Originalausgabe erschienen 2014 unter dem Titel Truth or dare, deutsche Ausgabe erstmals 2017 bei List.
Folge 6 der Marina-Esposito-Serie.

  • London: Sphere, 2014 unter dem Titel Truth or dare. 432 Seiten.
  • Berlin: List, 2017. Übersetzt von Sybille Uplegger. ISBN: 978-3-548-61351-2. 454 Seiten.

'Du sollst nicht leben' ist erschienen als Taschenbuch E-Book

In Kürze:

DI Phil Brennan wird zu einem grausigen Tatort gerufen. Eine Mutter und ihr Baby wurden vor den Augen des Kindsvaters mit einer Armbrust erschossen.

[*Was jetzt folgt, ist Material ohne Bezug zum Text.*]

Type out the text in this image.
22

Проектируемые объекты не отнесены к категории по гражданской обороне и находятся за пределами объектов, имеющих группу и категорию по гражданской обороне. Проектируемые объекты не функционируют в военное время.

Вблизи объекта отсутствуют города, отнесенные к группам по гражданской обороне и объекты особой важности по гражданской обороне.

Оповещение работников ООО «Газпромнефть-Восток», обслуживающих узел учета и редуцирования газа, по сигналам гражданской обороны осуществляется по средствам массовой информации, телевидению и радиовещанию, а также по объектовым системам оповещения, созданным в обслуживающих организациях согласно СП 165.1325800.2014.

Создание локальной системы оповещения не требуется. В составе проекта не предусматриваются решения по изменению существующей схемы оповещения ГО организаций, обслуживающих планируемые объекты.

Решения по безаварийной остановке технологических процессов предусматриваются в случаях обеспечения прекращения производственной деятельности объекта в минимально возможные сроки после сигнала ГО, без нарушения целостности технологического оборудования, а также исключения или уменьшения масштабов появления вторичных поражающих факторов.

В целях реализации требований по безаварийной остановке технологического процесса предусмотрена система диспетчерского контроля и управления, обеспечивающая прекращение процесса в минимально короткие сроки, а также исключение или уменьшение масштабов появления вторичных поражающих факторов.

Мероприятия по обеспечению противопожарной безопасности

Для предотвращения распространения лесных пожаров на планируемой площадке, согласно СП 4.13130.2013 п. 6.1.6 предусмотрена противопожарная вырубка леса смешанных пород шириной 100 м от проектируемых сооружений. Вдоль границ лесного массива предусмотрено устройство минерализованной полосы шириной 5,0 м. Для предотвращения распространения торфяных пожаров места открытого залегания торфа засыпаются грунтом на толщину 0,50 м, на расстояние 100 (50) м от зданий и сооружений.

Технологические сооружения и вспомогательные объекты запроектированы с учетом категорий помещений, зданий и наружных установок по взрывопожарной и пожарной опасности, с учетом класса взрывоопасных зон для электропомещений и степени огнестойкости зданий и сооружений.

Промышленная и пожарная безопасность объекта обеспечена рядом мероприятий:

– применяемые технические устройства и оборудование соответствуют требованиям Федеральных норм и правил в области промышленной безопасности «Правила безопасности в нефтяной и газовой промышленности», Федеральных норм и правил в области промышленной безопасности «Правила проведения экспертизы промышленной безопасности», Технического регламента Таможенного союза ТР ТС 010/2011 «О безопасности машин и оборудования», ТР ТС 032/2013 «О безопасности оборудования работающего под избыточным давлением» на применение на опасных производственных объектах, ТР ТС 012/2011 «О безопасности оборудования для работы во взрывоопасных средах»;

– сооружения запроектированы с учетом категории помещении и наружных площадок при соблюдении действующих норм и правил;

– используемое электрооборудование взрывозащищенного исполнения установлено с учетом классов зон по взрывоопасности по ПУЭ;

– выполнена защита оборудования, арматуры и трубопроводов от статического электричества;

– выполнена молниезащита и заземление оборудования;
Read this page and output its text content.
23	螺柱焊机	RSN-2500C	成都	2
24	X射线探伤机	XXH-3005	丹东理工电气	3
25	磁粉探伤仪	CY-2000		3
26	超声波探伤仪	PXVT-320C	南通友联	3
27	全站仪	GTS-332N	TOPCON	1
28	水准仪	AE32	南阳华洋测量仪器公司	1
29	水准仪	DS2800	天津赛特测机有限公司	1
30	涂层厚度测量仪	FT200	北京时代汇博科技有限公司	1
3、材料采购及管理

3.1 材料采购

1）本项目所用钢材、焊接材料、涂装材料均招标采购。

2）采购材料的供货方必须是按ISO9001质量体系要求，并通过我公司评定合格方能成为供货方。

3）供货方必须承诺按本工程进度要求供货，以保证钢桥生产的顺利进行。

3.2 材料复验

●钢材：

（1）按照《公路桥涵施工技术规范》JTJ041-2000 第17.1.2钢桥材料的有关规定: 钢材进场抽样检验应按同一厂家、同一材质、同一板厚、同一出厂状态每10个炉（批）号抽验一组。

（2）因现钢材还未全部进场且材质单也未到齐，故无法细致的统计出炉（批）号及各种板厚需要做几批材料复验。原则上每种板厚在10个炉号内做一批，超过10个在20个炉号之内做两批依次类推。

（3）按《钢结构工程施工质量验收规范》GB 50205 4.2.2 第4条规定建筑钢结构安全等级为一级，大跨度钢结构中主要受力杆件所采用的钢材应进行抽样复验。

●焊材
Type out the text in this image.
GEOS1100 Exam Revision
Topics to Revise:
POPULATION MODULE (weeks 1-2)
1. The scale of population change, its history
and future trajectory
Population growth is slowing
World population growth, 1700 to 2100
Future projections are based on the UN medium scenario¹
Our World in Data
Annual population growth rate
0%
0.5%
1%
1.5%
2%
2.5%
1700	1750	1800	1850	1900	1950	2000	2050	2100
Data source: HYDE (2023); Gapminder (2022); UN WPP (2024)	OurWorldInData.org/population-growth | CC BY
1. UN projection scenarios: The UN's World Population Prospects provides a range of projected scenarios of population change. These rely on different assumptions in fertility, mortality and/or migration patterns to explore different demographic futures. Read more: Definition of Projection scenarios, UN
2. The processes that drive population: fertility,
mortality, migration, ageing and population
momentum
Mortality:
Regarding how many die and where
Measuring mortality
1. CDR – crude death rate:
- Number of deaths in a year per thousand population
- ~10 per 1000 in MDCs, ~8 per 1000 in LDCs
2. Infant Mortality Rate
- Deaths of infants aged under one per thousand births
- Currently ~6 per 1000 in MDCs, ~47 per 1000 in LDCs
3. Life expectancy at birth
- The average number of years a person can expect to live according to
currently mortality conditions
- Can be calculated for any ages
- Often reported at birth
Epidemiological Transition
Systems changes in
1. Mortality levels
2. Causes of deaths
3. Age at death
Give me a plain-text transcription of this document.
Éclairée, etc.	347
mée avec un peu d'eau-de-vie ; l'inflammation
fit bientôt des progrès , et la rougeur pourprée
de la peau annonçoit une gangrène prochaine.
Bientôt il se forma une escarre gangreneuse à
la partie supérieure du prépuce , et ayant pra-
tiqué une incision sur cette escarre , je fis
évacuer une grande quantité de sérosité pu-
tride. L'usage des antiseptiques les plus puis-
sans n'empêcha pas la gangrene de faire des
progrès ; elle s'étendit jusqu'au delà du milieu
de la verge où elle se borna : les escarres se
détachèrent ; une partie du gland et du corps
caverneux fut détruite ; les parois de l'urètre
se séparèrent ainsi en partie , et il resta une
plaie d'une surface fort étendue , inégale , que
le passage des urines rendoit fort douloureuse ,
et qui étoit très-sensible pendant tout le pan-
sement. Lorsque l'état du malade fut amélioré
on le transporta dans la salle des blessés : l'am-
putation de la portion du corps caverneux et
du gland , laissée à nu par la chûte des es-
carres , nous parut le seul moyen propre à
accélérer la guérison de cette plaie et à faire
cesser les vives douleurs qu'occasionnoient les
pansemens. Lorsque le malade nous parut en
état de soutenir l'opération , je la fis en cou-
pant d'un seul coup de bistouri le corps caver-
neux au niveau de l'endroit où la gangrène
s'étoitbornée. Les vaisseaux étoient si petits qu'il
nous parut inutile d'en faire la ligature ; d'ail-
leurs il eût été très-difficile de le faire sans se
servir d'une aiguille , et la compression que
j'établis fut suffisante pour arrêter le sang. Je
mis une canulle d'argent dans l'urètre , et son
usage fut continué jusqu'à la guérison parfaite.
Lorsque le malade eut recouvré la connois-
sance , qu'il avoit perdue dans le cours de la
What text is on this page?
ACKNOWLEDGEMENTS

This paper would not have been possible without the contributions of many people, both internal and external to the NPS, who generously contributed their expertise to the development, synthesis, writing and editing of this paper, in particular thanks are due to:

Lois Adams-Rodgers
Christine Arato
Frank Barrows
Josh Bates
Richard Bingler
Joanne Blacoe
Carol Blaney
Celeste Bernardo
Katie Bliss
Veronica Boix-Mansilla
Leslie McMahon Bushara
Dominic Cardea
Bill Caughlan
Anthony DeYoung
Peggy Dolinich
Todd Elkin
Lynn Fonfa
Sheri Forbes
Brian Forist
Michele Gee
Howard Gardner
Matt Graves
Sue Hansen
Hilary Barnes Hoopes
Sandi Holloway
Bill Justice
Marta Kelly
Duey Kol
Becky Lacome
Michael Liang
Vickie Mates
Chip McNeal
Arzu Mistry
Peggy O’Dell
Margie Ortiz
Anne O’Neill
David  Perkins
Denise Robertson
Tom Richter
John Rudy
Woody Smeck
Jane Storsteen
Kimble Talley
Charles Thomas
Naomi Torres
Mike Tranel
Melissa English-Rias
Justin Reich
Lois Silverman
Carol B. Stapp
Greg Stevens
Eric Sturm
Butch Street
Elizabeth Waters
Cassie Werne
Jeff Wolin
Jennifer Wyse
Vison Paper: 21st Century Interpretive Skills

Dieser hatte die Wahl: entweder mit seinem eigenen Leben oder dem seiner Familie den Unfalltod zweier Menschen zu büßen. Er wählte seine Familie. Ausgerechnet diesmal ist Phil Brennan auf sich allein gestellt. Denn seine Ehefrau, Polizeiprofilerin Marina Esposito, muss sich den Dämonen ihrer Vergangenheit stellen.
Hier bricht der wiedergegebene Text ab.